13

674 72 17
                                    

Budayakan vote dan komen yaa🤗

“Karena kau sudah selesai sarapan, aku akan menepati janjiku untuk bermain denganmu sepanjang hari.” Ucap Yuri setelah kembali ke kamar Jina sehabis meletakkan piring kotor bekas Jina sarapan ke wastafel di dapur. Jina tersenyum lebar sembari mengangguk dengan antusias.

“Kita akan melakukan apa?”

Eonni mau apa? Akan kuturuti.”

“Hmm...” Jina tampak berpikir keras.

.

.

.

Cukup lama hingga gadis lembut itu kembali berujar.

“Tidak tahu.” Jawabnya kemudian dengan senyum polos. Yuri sedikit gemas karena waktu yang digunakan gadis itu untuk berpikir tidak sedikit. Ia bahkan bisa membuat secangkir kopi selama itu. Beberapa detik kemudian, ia tersenyum tipis karena menyadari sesuatu.

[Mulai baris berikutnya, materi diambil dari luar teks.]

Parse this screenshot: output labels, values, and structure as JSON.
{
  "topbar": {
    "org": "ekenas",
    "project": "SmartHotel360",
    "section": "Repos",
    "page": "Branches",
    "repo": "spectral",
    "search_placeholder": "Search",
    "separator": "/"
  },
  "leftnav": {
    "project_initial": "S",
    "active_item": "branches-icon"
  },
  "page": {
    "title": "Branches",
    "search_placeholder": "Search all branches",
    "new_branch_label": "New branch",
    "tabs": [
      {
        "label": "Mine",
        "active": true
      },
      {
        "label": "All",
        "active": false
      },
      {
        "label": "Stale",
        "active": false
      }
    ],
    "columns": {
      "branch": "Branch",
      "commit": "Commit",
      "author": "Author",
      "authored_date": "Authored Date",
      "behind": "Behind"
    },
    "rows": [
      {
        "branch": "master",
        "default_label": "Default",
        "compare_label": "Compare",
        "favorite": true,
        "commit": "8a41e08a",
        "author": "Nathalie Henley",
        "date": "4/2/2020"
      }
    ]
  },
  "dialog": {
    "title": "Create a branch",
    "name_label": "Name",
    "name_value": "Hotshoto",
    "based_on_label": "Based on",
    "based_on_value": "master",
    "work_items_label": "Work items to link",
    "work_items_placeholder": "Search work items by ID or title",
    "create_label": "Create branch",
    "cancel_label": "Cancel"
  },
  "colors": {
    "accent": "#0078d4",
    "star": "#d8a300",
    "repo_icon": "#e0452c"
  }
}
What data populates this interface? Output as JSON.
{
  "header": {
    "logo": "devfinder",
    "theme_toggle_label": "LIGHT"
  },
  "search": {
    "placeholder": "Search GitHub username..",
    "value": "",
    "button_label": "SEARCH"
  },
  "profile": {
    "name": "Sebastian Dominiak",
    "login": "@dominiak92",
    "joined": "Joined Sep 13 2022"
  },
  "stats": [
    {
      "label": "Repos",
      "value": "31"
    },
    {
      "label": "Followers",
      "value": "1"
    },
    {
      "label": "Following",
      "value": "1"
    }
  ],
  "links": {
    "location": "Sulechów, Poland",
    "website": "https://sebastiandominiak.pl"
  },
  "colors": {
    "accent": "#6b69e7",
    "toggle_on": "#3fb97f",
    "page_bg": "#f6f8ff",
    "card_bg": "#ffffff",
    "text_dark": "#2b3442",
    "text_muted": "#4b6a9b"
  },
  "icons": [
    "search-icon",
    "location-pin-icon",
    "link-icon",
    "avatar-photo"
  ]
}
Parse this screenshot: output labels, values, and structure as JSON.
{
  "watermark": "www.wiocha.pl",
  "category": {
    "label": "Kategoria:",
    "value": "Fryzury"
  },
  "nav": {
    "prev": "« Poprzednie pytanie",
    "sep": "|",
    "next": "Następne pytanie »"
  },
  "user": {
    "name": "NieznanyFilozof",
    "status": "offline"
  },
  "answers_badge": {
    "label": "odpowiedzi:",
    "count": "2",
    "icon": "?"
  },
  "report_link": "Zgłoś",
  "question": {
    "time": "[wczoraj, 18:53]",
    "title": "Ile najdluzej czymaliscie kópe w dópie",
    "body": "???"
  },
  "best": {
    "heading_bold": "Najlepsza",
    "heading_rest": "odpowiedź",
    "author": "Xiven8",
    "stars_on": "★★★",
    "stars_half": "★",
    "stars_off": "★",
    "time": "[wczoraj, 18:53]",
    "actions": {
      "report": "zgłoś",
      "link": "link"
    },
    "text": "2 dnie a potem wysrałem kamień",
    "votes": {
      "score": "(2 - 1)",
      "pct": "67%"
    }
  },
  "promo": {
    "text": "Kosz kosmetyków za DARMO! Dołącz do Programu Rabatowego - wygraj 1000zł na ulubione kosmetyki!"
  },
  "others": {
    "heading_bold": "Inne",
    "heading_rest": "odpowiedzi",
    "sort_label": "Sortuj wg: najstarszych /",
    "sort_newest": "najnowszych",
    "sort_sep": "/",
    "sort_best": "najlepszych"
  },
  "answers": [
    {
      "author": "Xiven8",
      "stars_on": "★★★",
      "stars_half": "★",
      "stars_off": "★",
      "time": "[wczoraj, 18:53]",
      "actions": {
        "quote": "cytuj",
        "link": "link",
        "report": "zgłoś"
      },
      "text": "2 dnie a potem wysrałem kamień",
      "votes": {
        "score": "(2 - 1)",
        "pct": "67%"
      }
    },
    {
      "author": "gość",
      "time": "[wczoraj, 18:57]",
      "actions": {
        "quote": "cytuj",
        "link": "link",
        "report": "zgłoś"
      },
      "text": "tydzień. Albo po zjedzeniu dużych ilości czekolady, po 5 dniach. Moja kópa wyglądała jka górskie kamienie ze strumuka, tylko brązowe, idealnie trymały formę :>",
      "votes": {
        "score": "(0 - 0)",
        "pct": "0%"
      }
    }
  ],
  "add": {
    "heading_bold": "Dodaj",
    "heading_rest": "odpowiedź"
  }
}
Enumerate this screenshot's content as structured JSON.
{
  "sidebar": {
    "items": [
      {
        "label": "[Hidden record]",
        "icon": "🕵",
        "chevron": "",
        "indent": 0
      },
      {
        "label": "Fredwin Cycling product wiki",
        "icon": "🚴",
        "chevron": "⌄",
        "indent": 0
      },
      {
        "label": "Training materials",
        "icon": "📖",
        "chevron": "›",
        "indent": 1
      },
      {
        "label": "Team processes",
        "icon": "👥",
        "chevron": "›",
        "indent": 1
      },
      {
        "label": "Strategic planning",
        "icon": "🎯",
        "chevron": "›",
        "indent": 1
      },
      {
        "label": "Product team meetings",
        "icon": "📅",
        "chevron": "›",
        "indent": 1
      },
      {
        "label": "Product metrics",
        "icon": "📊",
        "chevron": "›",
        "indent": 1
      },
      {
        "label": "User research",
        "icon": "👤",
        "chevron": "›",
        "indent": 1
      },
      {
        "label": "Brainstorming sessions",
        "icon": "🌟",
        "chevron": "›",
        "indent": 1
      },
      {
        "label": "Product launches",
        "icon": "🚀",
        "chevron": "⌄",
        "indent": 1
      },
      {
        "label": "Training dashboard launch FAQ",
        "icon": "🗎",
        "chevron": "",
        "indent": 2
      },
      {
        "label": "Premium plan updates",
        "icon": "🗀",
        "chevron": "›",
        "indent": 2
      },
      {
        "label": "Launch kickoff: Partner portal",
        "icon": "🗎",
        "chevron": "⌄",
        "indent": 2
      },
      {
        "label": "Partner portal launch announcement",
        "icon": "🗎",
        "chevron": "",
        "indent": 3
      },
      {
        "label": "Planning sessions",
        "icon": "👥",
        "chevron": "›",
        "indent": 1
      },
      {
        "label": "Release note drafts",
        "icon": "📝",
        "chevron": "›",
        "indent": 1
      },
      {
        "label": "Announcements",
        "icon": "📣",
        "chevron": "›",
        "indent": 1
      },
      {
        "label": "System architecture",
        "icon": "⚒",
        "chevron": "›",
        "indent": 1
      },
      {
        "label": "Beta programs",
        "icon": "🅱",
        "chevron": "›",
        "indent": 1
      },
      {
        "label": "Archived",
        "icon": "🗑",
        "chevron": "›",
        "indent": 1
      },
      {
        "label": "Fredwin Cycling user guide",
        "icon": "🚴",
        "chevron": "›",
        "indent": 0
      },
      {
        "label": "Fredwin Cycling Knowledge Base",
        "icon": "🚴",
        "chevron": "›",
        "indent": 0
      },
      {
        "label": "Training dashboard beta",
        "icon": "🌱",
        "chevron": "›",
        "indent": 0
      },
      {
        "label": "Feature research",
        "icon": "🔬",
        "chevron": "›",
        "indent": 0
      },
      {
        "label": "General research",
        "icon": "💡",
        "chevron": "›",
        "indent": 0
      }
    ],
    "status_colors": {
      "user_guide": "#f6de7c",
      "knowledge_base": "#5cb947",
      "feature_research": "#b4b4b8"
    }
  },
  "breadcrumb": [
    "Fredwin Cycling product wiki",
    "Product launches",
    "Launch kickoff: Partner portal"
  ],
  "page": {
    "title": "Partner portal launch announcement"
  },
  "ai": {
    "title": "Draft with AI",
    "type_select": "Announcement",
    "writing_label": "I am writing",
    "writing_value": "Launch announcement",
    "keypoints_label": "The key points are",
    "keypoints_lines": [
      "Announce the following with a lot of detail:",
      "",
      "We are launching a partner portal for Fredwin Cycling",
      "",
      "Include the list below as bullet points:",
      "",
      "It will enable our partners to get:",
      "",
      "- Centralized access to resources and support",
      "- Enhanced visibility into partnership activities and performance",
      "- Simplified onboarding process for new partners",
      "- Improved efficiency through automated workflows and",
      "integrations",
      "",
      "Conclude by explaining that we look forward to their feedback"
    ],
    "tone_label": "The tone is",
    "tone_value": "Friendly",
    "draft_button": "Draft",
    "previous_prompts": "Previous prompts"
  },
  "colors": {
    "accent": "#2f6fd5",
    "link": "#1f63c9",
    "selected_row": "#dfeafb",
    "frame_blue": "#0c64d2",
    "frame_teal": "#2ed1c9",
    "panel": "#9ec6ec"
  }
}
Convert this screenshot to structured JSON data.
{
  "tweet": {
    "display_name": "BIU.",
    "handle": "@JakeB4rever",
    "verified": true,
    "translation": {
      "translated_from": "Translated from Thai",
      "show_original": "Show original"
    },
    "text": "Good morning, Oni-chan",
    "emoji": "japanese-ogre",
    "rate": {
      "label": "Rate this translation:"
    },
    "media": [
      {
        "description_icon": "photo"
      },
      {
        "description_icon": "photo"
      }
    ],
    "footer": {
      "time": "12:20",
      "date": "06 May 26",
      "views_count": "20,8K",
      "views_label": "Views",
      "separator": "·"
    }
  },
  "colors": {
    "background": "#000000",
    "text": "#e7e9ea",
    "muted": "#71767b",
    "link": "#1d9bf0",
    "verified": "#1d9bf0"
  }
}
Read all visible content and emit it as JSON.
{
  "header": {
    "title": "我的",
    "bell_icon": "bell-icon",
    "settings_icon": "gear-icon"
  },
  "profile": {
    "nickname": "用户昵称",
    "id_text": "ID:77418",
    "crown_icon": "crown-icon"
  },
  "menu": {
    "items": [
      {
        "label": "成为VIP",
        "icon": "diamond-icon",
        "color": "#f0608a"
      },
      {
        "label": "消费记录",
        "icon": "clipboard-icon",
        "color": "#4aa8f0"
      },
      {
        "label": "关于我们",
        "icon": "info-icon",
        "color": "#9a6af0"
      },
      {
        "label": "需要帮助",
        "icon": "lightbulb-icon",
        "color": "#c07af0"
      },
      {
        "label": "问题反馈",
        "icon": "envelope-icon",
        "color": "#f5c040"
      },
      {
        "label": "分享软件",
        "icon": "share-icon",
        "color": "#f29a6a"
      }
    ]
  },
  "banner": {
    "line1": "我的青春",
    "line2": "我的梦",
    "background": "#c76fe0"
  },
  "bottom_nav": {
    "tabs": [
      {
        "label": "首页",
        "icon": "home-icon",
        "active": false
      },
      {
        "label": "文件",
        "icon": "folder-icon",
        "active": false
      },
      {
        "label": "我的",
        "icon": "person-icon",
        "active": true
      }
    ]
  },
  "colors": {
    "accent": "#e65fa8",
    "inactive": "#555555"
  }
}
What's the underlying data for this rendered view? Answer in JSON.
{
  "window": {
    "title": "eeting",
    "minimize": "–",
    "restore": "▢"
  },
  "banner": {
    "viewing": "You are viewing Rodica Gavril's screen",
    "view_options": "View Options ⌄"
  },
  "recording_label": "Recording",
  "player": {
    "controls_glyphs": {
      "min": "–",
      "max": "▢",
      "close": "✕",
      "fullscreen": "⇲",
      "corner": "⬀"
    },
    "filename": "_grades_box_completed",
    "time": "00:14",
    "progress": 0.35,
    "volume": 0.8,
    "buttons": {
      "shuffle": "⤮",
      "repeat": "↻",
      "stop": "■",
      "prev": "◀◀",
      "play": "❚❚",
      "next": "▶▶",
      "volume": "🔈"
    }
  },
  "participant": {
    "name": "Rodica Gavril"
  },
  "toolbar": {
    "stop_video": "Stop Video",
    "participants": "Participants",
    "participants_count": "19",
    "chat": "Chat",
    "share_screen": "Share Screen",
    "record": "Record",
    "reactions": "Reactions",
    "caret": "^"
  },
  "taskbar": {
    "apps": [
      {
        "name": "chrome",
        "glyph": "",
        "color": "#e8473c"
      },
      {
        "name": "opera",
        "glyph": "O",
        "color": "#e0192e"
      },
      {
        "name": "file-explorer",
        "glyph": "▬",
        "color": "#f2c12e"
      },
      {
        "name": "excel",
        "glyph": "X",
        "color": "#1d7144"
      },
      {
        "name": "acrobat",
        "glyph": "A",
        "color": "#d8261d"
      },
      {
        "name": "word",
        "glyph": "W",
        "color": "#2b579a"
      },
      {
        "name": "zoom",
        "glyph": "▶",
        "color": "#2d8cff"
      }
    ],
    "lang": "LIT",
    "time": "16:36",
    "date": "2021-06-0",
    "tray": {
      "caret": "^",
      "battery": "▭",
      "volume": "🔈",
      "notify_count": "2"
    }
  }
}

“Hahh... baiklah.” Yuri memperbaiki posisi duduknya.

“Mari bermain sambil belajar.”

“Belajar?” Jina tampak berpikir sebentar. Yuri baru menyadari jika ucapannya bisa saja menyakiti Jina karena itu seolah mengatakan bahwa Jina kurang ilmu pengetahuan karena tidak bersekolah. Ya, Yuri tidak pernah melihat Jina keluar dari kamar sejak Jina berumur delapan tahun.

“Oh, begini, maksudku-”

Eonni mau!” Potong Jina dengan mata berbinar. Yuri sampai terkesiap dibuatnya.

“E-eoh? Benarkah? Aku... juga senang kalau begitu.” Balas Yuri gugup.

“Kita akan belajar apa? Matematika? Sains? Atau sastra?” Tanyanya dengan antusia.

“Eoh?” Yuri bingung karena sepertinya mereka berdua sedang memikirkan hal yang berbeda.

Eonni suka semua pelajaran meskipun Eonni hampir tidak paham. Melihatmu membaca berkas-berkas pekerjaan membuat Eonni kagum. Kau terlihat keren dan berpendidikan. Jadi Eonni rasa Eonni harus mengusai setidaknya bidang studi di sekolah dasar daripada hanya membaca komik.”

Jina menjelaskan dengan penuh semangat. Yuri belum pernah mendengar Jina berbicara dengan rentetan kalimat sepanjang itu. Bahkan suaranya naik satu oktaf. Luar biasa! Bagaimana bisa dia bersemangat soal belajar di saat Yuri bahkan sangat tidak ingin datang ke sekolah saat itu.

Mungkin kau belum mengalaminya saja, Eonni. Setelahnya kau pasti akan berharap bahwa hari senin tidak pernah ada. Atau bahkan lebih memilih sakit saja di rumah setiap harinya.’

Eonni berpikir begitu? Tapi sayang sekali, bukan pelajaran seperti itu yang ingin kuajarkan pada Eonni saat ini. Kita lakukan yang Eonni mau itu lain kali, ya?”

“Begitu... Kwenchana. Lalu, pelajaran apa yang ingin kau ajarkan?”

“Ini tentang bagaimana kau harus membuat pertahanan dan melindungi dirimu dari orang-orang yang memiliki niat terselubung namun-”

“Tunggu, Yuri-ya...” Potong Jina tiba-tiba dengan raut wajah khawatir.

“Ada apa?”

Jina mendekatkan wajahnya pada Yuri. Menelisik setiap sisi wajah Yuri dengan kening berkerut dan alis bertaut. Kemudian mengarahkan tangannya menuju kening Yuri setelah itu keningnya sendiri.

“Kau sakit?”

“Mwo?”

“Kau sedang tidak sehat Yuri-ya. Wajahmu pucat, pelipismu berkeringat, dan tubuhmu terasa sangat panas.”